Türkiye'de bugüne kadar 5 bin 40 ruhsat başvurusu yapıldığı, bunlardan yüzde 63'ünü oluşturan 3 bin 190'nın 229 yerli ve yabancı şirket tarafından çalışıldığı kaydedildi. Bu şirketlerin yüzde 77'sini yabancı yatırımcılar, yüzde 33'ünü ise yerli yatırımcılar oluştururken, 2011 yılı sonu itibarıyla verilen ruhsatların yaklaşık yüzde 30'unda bin 700 arama kuyusu açılarak petrol ve doğalgaz arandığı belirtildi.
''Bunun sonucunda 118 ham petrol, 51 doğalgaz sahası olmak üzere 169 üretim sahası keşfedilmiştir'' ifadesinin kullanıldığı gerekçede, şu bilgelere yer verildi:
''Arama kuyularındaki keşif isabet oranı yaklaşık yüzde 10 olup, yatırımcılar açısından ülkemiz riski yüksek ülkeler sınıfında değerlendirilmektedir.

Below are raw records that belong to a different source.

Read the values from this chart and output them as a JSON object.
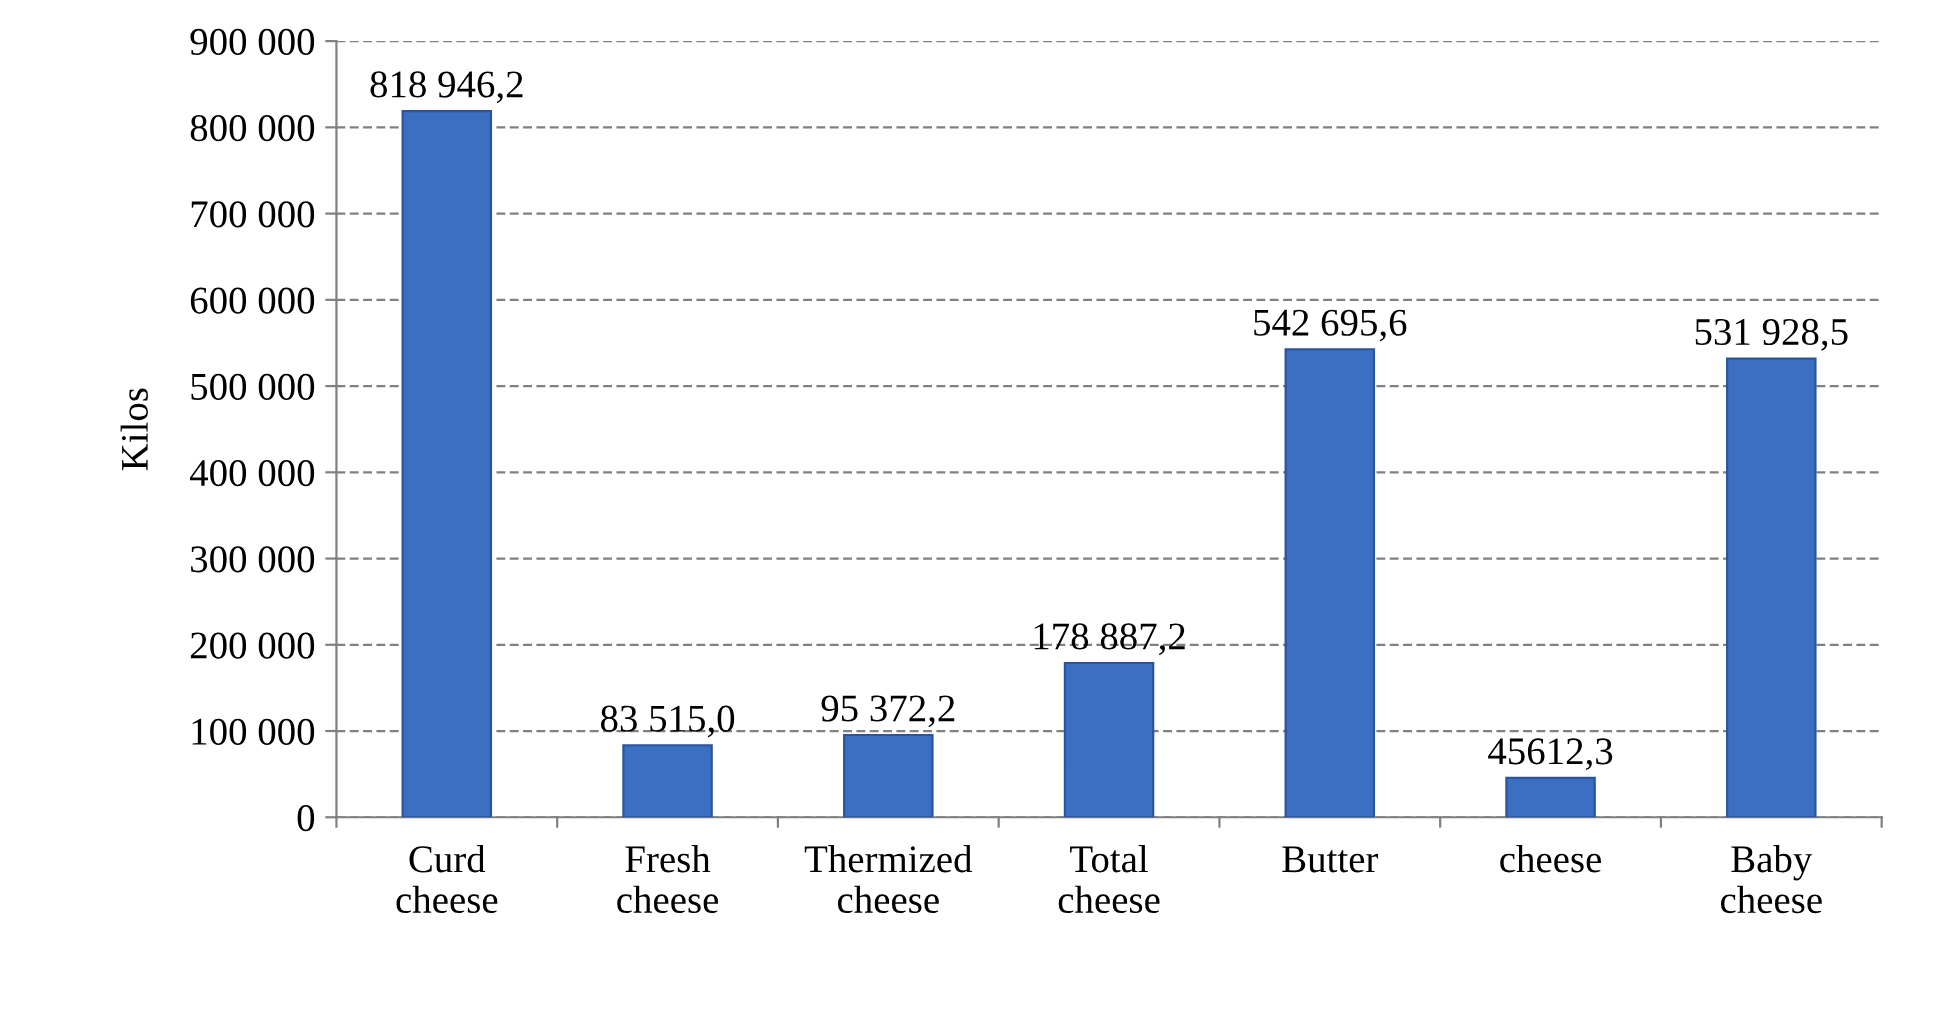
{
  "chart_data": {
    "type": "bar",
    "ylabel": "Kilos",
    "categories": [
      "Curd\ncheese",
      "Fresh\ncheese",
      "Thermized\ncheese",
      "Total\ncheese",
      "Butter",
      "cheese",
      "Baby\ncheese"
    ],
    "values": [
      818946.2,
      83515.0,
      95372.2,
      178887.2,
      542695.6,
      45612.3,
      531928.5
    ],
    "value_labels": [
      "818 946,2",
      "83 515,0",
      "95 372,2",
      "178 887,2",
      "542 695,6",
      "45612,3",
      "531 928,5"
    ],
    "color": "#3b6fc1",
    "ylim": [
      0,
      900000
    ],
    "yticks": [
      0,
      {
        "value": 100000,
        "label": "100 000"
      },
      {
        "value": 200000,
        "label": "200 000"
      },
      {
        "value": 300000,
        "label": "300 000"
      },
      {
        "value": 400000,
        "label": "400 000"
      },
      {
        "value": 500000,
        "label": "500 000"
      },
      {
        "value": 600000,
        "label": "600 000"
      },
      {
        "value": 700000,
        "label": "700 000"
      },
      {
        "value": 800000,
        "label": "800 000"
      },
      {
        "value": 900000,
        "label": "900 000"
      }
    ],
    "grid": "y",
    "legend": false
  }
}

Keşfedilen rezerv miktarı bakımından ise ham petrolde yerinde rezerv miktarı 1 milyar ton olup 2011 yılı sonu itibarıyla bunun 183,2 milyon tonu, bir başka ifade ile yüzde 18'inin üretilebilir olduğu hesaplanmaktadır. Doğalgazda ise rezerv rakamlarımız yok denecek kadar azdır.
Halen 2,4 milyon ton olan yıllık ham petrol üretimimizin 30 milyon ton olan yıllık tüketimimize katkısı yüzde 8'dir. Günlük ham petrol üretimi yapan kuyu sayısı, ortalama bin civarında olup kuyu başına yapılan günlük üretim ise ortalama 45 varil seviyesindedir. Ortalama üretim derinliği minimum 1500 metre ile 3000 metre arasında değişen üretim kuyularımızdaki günlük üretim verimi ise minimum 1 varil ile maksimum 700 varil arasında değişmektedir. ''
''Fikir verecek nitelikte değil''
Gerekçede, bugüne kadar elde edilen sondaj ve üretim rakamlarının Türkiye'nin sahip olduğu petrol potansiyelinin varlığı hakkında henüz negatif veya pozitif yönde kesin bir fikir verebilecek nitelikte olmadığına işaret edildi.
Gerekçede, ''Arama yatırımlarındaki maliyetlere bakacak olursak karalarda ön araştırmalar dahil 2500-3000 metre derinlikte bir kuyunun maliyetinin 3-5 milyon, denizlerde ise su derinliğine bağlı olarak 10 ila 200 milyon dolar seviyesinde gerçekleştiği dikkate alındığında; arama ve üretim yatırımlarının özellikle son zamanlarda potansiyeli daha fazla olan denizlerimizde daha kapsamlı ve uzun vadeli olarak teşvik edilmesinin gerekliliği ortaya çıkmaktadır'' denildi.
1954 yılında çıkarılan Petrol Kanunu kapsamında edinilen sonuçlar ve tecrübelerin; dünyadaki benzerlerine uygun olacak şekilde, yerli ve yabancı sermayenin petrol arama ve üretim faaliyetlerine daha fazla katılımını sağlamak için işlemlerin sadeleşmesi, maliyetinin azaltılması, yatırım indirimi ve vergi istisnası, yabancı yatırımcılar için sermaye ve kar transferi kolaylıkları gibi teşvik unsurlarını içeren ruhsat başvuru aşamasını ve değerlendirme sürecini, hak sahiplerinin hak ve yükümlülüklerini günün koşullarına ve objektif kriterlere göre düzenleyen yeni bir kanun yapılması gereğini ortaya çıkardığı belirtildi.